ARTICLE / THE MAKING OF... SERIES
The making of...
With all the excitement of late around plant-based food globally, we couldn’t wait to sink our teeth into something a little closer to home. For us here at Hunter, we’re interested in all things branding but more importantly how that brand delivers from a consumer point-of-view. Is the product nutritious? Is it healthy? And above all is it tasty? Will people come back and buy it again and again. Is there a meaning behind the facade? Enter co-founders Bianca Luscombe, a Type 1 diabetic since age six, and partner Farren Ray, who enjoyed a 13-year career in the AFL and their company Curiously Cauli. This is their story.
The making of... Series
So Bianca, can you tell us a little more about how you come up with the idea?
Having lived with Type 1 diabetes from an early age, I’ve always been interested in healthier alternatives to high-carb foods. Living with diabetes has taught me a lot about nutrition and the body, and Curiously Cauli was born from this experience.
I started following a vegan diet in my early 20’s and coming from an Italian family with a massive passion for cooking, I set about mastering various recipes and veganising traditional dishes using fresh, natural ingredients.
Whilst including generous amounts of fresh vegetables into my diet and experimenting with new recipes, I found one veggie that stood heads and shoulders above the rest - the humble cauliflower.

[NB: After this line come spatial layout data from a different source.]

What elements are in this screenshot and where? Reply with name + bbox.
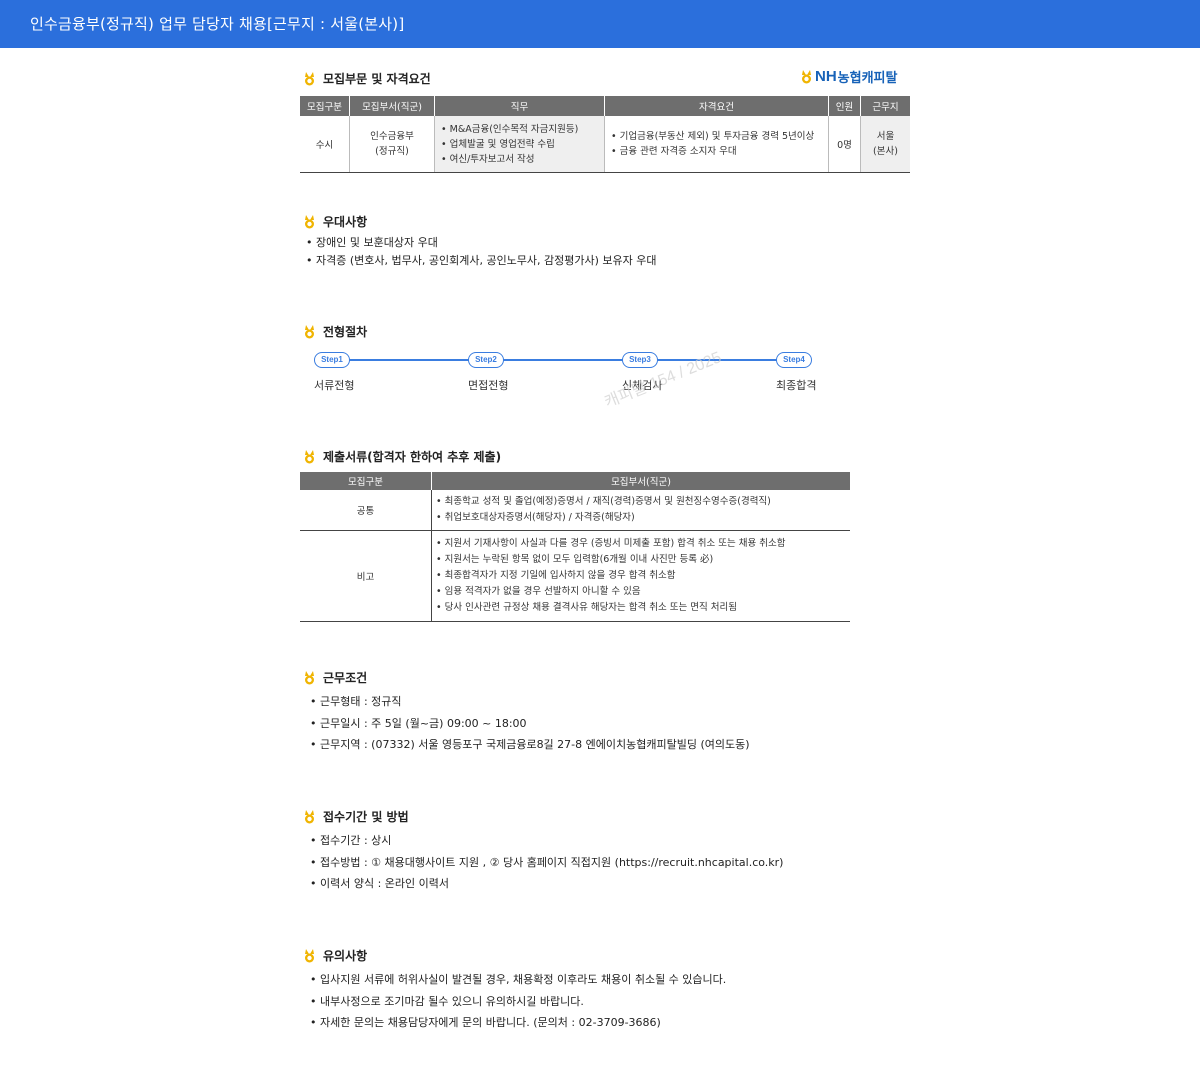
list-item: 근무지역 : (07332) 서울 영등포구 국제금융로8길 27-8 엔에이치…	[310, 734, 750, 756]
recruit-duties: • M&A금융(인수목적 자금지원등) • 업체발굴 및 영업전략 수립 • 여…	[434, 116, 605, 173]
nh-capital-logo: NH 농협캐피탈	[801, 67, 897, 86]
medal-icon	[304, 214, 315, 229]
list-item: 근무형태 : 정규직	[310, 691, 750, 713]
section-heading-conditions: 근무조건	[304, 669, 367, 686]
section-title: 제출서류(합격자 한하여 추후 제출)	[323, 450, 502, 464]
list-item: 내부사정으로 조기마감 될수 있으니 유의하시길 바랍니다.	[310, 991, 726, 1013]
section-title: 접수기간 및 방법	[323, 810, 409, 824]
logo-brand: NH	[815, 68, 837, 85]
doc-items: • 최종학교 성적 및 졸업(예정)증명서 / 재직(경력)증명서 및 원천징수…	[431, 490, 850, 531]
doc-category: 비고	[300, 530, 432, 622]
conditions-list: 근무형태 : 정규직 근무일시 : 주 5일 (월~금) 09:00 ~ 18:…	[310, 691, 750, 756]
doc-item: • 임용 적격자가 없을 경우 선발하지 아니할 수 있음	[436, 586, 641, 597]
notice-list: 입사지원 서류에 허위사실이 발견될 경우, 채용확정 이후라도 채용이 취소될…	[310, 969, 726, 1034]
section-title: 전형절차	[323, 325, 368, 339]
process-steps: Step1 Step2 Step3 Step4 서류전형 면접전형 신체검사 최…	[314, 352, 817, 392]
list-item: 근무일시 : 주 5일 (월~금) 09:00 ~ 18:00	[310, 713, 750, 735]
logo-mark-icon	[801, 69, 812, 84]
section-title: 근무조건	[323, 671, 368, 685]
job-posting-document: 모집부문 및 자격요건 NH 농협캐피탈 모집구분 모집부서(직군) 직무 자격요…	[0, 48, 1200, 1084]
table-header: 근무지	[860, 96, 910, 116]
doc-item: • 당사 인사관련 규정상 채용 결격사유 해당자는 합격 취소 또는 면직 처…	[436, 602, 738, 613]
table-row: 수시 인수금융부 (정규직) • M&A금융(인수목적 자금지원등) • 업체발…	[300, 116, 910, 173]
table-header: 자격요건	[604, 96, 829, 116]
list-item: 자세한 문의는 채용담당자에게 문의 바랍니다. (문의처 : 02-3709-…	[310, 1012, 726, 1034]
step-pill: Step4	[776, 352, 812, 368]
documents-table: 모집구분 모집부서(직군) 공통 • 최종학교 성적 및 졸업(예정)증명서 /…	[300, 472, 850, 622]
list-item: 접수기간 : 상시	[310, 830, 783, 852]
dept-line: (정규직)	[375, 146, 409, 157]
location-line: (본사)	[873, 146, 898, 157]
duty-item: • M&A금융(인수목적 자금지원등)	[441, 123, 579, 135]
process-line	[334, 359, 794, 361]
medal-icon	[304, 449, 315, 464]
apply-list: 접수기간 : 상시 접수방법 : ① 채용대행사이트 지원 , ② 당사 홈페이…	[310, 830, 783, 895]
table-header: 직무	[434, 96, 605, 116]
section-title: 유의사항	[323, 949, 368, 963]
medal-icon	[304, 324, 315, 339]
section-heading-process: 전형절차	[304, 323, 367, 340]
dept-line: 인수금융부	[370, 131, 414, 142]
recruit-dept: 인수금융부 (정규직)	[349, 116, 435, 173]
list-item: 입사지원 서류에 허위사실이 발견될 경우, 채용확정 이후라도 채용이 취소될…	[310, 969, 726, 991]
medal-icon	[304, 670, 315, 685]
step-pill: Step2	[468, 352, 504, 368]
list-item: 이력서 양식 : 온라인 이력서	[310, 873, 783, 895]
table-header: 모집부서(직군)	[431, 472, 850, 490]
step-label: 최종합격	[776, 379, 817, 392]
table-header: 모집구분	[300, 472, 432, 490]
doc-item: • 지원서는 누락된 항목 없이 모두 입력함(6개월 이내 사진만 등록 必)	[436, 554, 714, 565]
step-pill: Step3	[622, 352, 658, 368]
step-label: 면접전형	[468, 379, 509, 392]
list-item: 장애인 및 보훈대상자 우대	[306, 234, 657, 252]
step-label: 서류전형	[314, 379, 355, 392]
doc-items: • 지원서 기재사항이 사실과 다를 경우 (증빙서 미제출 포함) 합격 취소…	[431, 530, 850, 622]
step-pill: Step1	[314, 352, 350, 368]
doc-item: • 지원서 기재사항이 사실과 다를 경우 (증빙서 미제출 포함) 합격 취소…	[436, 538, 786, 549]
table-header: 인원	[828, 96, 861, 116]
table-header: 모집부서(직군)	[349, 96, 435, 116]
qualification-item: • 금융 관련 자격증 소지자 우대	[611, 146, 737, 157]
section-heading-preferred: 우대사항	[304, 213, 367, 230]
duty-item: • 업체발굴 및 영업전략 수립	[441, 138, 555, 150]
doc-item: • 최종합격자가 지정 기일에 입사하지 않을 경우 합격 취소함	[436, 570, 676, 581]
location-line: 서울	[876, 131, 895, 142]
medal-icon	[304, 809, 315, 824]
duty-item: • 여신/투자보고서 작성	[441, 153, 535, 165]
list-item: 접수방법 : ① 채용대행사이트 지원 , ② 당사 홈페이지 직접지원 (ht…	[310, 852, 783, 874]
doc-item: • 최종학교 성적 및 졸업(예정)증명서 / 재직(경력)증명서 및 원천징수…	[436, 496, 771, 507]
table-row: 공통 • 최종학교 성적 및 졸업(예정)증명서 / 재직(경력)증명서 및 원…	[300, 490, 850, 531]
table-row: 비고 • 지원서 기재사항이 사실과 다를 경우 (증빙서 미제출 포함) 합격…	[300, 530, 850, 622]
section-heading-recruit: 모집부문 및 자격요건	[304, 70, 431, 87]
medal-icon	[304, 948, 315, 963]
section-title: 모집부문 및 자격요건	[323, 72, 431, 86]
section-heading-apply: 접수기간 및 방법	[304, 808, 409, 825]
header-bar: 인수금융부(정규직) 업무 담당자 채용[근무지 : 서울(본사)]	[0, 0, 1200, 48]
table-header: 모집구분	[300, 96, 350, 116]
section-title: 우대사항	[323, 215, 368, 229]
recruit-type: 수시	[300, 116, 350, 173]
section-heading-documents: 제출서류(합격자 한하여 추후 제출)	[304, 448, 501, 465]
section-heading-notice: 유의사항	[304, 947, 367, 964]
doc-category: 공통	[300, 490, 432, 531]
medal-icon	[304, 71, 315, 86]
recruit-location: 서울 (본사)	[860, 116, 910, 173]
logo-name: 농협캐피탈	[837, 71, 898, 86]
qualification-item: • 기업금융(부동산 제외) 및 투자금융 경력 5년이상	[611, 131, 815, 142]
page-title: 인수금융부(정규직) 업무 담당자 채용[근무지 : 서울(본사)]	[30, 15, 405, 33]
recruit-table: 모집구분 모집부서(직군) 직무 자격요건 인원 근무지 수시 인수금융부 (정…	[300, 96, 910, 173]
recruit-qualifications: • 기업금융(부동산 제외) 및 투자금융 경력 5년이상 • 금융 관련 자격…	[604, 116, 829, 173]
preferred-list: 장애인 및 보훈대상자 우대 자격증 (변호사, 법무사, 공인회계사, 공인노…	[306, 234, 657, 270]
recruit-count: 0명	[828, 116, 861, 173]
doc-item: • 취업보호대상자증명서(해당자) / 자격증(해당자)	[436, 512, 635, 523]
list-item: 자격증 (변호사, 법무사, 공인회계사, 공인노무사, 감정평가사) 보유자 …	[306, 252, 657, 270]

With a nutty, slightly sweet taste and wide range of textures, Cauliflower’s reputation has really grown over the past couple of years and it’s now considered a superfood.
Packed with nutrients and immune-boosting properties, it actually contains more vitamin C than an Orange. But what really inspired me was its versatility, there are so many things you can do with it. And that got us thinking, experimenting and making.
We didn’t know it had more vitamin C than an Orange. That’s insane. Can you let us know how you went about your research to arrive and what you've got now? How did you test your product-market fit?
In the early days, we were making our Cauli Crackers and Dips in a small commercial kitchen. We started selling them at farmer’s markets and the response was great! We soon outgrew our small kitchen, so we decided it was time to take the leap and scale things up.
A lot of our initial research was anecdotal. Using the opportunity of talking directly to our customers at the farmer’s markets, we always got instant, honest feedback. We also utilised Mintel to research FMCG markets to help keep us up-to-date with trends and changes within the vegan categories.
Bianca Luscombe and Farren Ray, founders of Curiously Cauli
With some startups we find they jump straight in without very little consumer or industry research. So glad to hear you took more of a traditional approach to developing your idea to determine product-market fit. What about testing? Which product came first and what were the first batches like?
First out of the kitchen was our Cauli Dips. It was the first time we had done a full-scale, large production run (we only did smaller testing prior), so we were really pleased with how four of the five dips came out. However, our Basil dip was way too strong and salty. Once we corrected the measurement calculations, the next batch was perfect.
In addition to that minor headache, we were sent the wrong sized dip tubs, which were too small for our packaging sleeves. Ultimately though, we had to make it work.
There’s a saying that I think relates to many startups:
“If you’re not embarrassed by the first version of your product, you’ve launched too late”. Reid Hoffman, Co Founder of Linkedin
Awesome. You’ve got to love a Reid Hoffman quote thrown in for measure… and how so pertinent it is too for your startup journey. Now that you sorted your product and adapted to tub sizes, how did you go about funding?
Farren and I have funded the whole journey so far. [For those of you who follow our blogs… this is known as bootstrapping and very common when first starting your business].
Now we get to the fun part. Can you tell us a little about your branding process and how you arrived at where you are today?
As Curious Cauli is in the highly competitive FMCG category, we needed to get the right branding for our packaging to have a serious shelf presence. The friendly, abstract ‘cauliflower’ design is what symbolises our brand personality.
We know all too well about how competitive the FMCG category can be for new brands… so once on the shelf how did you go about building your brand awareness?
We first got the word out there by using our collective strengths; I’ve led the creative side and recipe development, with a focus on producing a quality product that tastes great. Whilst Farren’s strengths have been getting the product into stores and consumers’ hands. Together, we have both been raising awareness as Curiously Cauli’s fan-base evolves organically.
As a startup you’ve told us about some of your challenges so far… however, what do you think are the biggest challenges you'll face moving forward?
There’s a few. Adapting to the challenges in today’s environment such as the pandemic and also climate change, keeping up with demand, and managing cash flow. All while spreading the love of cauliflower.